How does unit capturing work?
Infantry and Mech units can capture buildings — cities, bases, ports, airports, and HQs. Capturing takes multiple turns based on the unit's current HP (a full 10 HP unit takes 2 turns, damaged units take more). Capturing the enemy HQ instantly wins the mission. Capturing cities and factories provides funds and unit production capability, making capturing undefended properties a priority strategy.
What is Fog of War and how does it change the game?
Fog of War mode limits unit visibility to their specific sight range, hiding the rest of the map unless a friendly unit is within sight.

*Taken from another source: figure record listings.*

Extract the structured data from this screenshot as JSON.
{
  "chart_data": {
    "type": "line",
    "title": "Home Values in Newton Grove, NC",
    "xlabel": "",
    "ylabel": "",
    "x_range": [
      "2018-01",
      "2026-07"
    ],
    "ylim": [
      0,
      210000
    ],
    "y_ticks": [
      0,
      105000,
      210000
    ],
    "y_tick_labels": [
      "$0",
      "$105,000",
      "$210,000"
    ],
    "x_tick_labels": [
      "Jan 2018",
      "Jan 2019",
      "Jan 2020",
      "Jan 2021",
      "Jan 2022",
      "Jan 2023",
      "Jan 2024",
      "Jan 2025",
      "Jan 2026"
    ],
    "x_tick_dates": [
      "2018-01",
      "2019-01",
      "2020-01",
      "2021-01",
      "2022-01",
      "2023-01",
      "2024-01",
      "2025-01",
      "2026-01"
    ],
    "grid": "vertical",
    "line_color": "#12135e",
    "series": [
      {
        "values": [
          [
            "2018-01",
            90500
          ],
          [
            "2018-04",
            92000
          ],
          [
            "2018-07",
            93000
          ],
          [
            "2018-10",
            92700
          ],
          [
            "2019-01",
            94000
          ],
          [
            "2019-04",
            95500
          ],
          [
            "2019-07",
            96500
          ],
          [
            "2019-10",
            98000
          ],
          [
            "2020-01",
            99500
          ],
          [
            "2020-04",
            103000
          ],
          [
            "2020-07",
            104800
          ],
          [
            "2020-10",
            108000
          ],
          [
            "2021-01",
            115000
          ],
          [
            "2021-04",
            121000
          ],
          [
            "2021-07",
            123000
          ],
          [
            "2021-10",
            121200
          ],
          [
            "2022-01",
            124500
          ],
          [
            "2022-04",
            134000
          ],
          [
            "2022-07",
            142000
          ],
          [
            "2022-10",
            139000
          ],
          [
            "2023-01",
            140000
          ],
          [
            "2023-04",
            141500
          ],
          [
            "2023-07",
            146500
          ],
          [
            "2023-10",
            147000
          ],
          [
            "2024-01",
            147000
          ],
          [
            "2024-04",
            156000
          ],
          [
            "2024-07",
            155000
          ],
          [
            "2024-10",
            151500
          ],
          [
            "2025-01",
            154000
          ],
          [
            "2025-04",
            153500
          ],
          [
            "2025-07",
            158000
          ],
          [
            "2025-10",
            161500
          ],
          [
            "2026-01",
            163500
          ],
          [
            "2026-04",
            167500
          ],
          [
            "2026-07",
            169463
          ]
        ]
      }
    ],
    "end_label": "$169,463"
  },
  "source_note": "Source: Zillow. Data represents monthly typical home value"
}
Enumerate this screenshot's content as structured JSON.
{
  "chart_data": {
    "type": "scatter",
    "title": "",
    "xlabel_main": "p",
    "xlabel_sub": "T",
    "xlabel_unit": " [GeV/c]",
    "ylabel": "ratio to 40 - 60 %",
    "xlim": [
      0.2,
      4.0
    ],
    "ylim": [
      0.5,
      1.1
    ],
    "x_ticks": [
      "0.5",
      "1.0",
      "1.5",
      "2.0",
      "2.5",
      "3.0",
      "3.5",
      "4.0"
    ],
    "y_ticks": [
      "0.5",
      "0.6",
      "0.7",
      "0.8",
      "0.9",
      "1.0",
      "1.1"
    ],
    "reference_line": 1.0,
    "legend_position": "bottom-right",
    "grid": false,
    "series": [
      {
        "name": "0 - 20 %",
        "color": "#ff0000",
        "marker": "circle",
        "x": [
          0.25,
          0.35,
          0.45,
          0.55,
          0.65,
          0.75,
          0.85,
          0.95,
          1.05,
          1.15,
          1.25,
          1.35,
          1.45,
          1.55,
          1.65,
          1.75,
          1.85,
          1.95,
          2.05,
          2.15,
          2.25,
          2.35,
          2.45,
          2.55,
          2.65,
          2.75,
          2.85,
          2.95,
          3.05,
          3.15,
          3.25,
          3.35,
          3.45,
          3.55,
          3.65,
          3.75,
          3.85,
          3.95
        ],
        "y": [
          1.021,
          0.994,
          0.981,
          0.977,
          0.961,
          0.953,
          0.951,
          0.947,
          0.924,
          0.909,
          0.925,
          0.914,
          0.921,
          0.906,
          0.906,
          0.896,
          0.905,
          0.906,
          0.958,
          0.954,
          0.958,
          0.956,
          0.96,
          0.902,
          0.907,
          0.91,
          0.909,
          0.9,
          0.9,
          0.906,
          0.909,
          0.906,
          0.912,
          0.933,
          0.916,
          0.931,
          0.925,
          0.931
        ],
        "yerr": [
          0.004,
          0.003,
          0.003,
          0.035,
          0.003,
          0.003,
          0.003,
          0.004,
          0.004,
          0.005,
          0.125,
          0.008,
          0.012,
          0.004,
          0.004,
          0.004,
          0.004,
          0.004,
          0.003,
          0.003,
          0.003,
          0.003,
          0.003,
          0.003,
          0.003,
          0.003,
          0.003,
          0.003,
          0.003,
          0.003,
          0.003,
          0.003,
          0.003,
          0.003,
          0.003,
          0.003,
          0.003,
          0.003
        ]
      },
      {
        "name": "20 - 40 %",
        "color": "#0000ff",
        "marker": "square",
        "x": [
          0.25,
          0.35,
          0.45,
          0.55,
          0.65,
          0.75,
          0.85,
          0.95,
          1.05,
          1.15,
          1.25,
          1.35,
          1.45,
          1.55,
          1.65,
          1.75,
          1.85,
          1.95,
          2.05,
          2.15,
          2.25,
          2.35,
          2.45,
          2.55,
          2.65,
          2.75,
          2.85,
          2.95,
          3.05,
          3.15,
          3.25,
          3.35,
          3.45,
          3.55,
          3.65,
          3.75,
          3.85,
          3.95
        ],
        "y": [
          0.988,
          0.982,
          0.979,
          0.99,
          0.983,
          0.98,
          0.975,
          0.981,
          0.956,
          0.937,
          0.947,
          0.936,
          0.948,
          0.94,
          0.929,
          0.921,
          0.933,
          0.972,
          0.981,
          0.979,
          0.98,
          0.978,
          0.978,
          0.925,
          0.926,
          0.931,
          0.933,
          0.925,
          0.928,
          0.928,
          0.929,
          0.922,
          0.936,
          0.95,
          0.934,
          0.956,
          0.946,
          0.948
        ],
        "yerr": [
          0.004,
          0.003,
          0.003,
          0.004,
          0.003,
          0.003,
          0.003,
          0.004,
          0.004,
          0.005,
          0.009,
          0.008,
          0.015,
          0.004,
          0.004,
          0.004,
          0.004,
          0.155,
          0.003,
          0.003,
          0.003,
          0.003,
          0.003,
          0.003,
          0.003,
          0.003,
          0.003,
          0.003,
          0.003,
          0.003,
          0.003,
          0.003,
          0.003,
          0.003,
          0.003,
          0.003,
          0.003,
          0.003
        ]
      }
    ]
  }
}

This changes strategy significantly: terrain that provides hiding (forests) becomes tactically crucial, and advance scouting with infantry or recon units becomes essential before committing tanks to attacks. Many experienced players consider Fog of War the preferred mode for competitive play.
Can Advance Wars be played multiplayer?
Advance Wars supports 2–4 player local multiplayer via GBA link cable. Remarkably, only one cartridge is needed — a single cartridge can be used to play multiplayer via DS Download Play functionality, though a second cartridge enables additional options. The 2023 Re-Boot Camp remake added online multiplayer for the first time.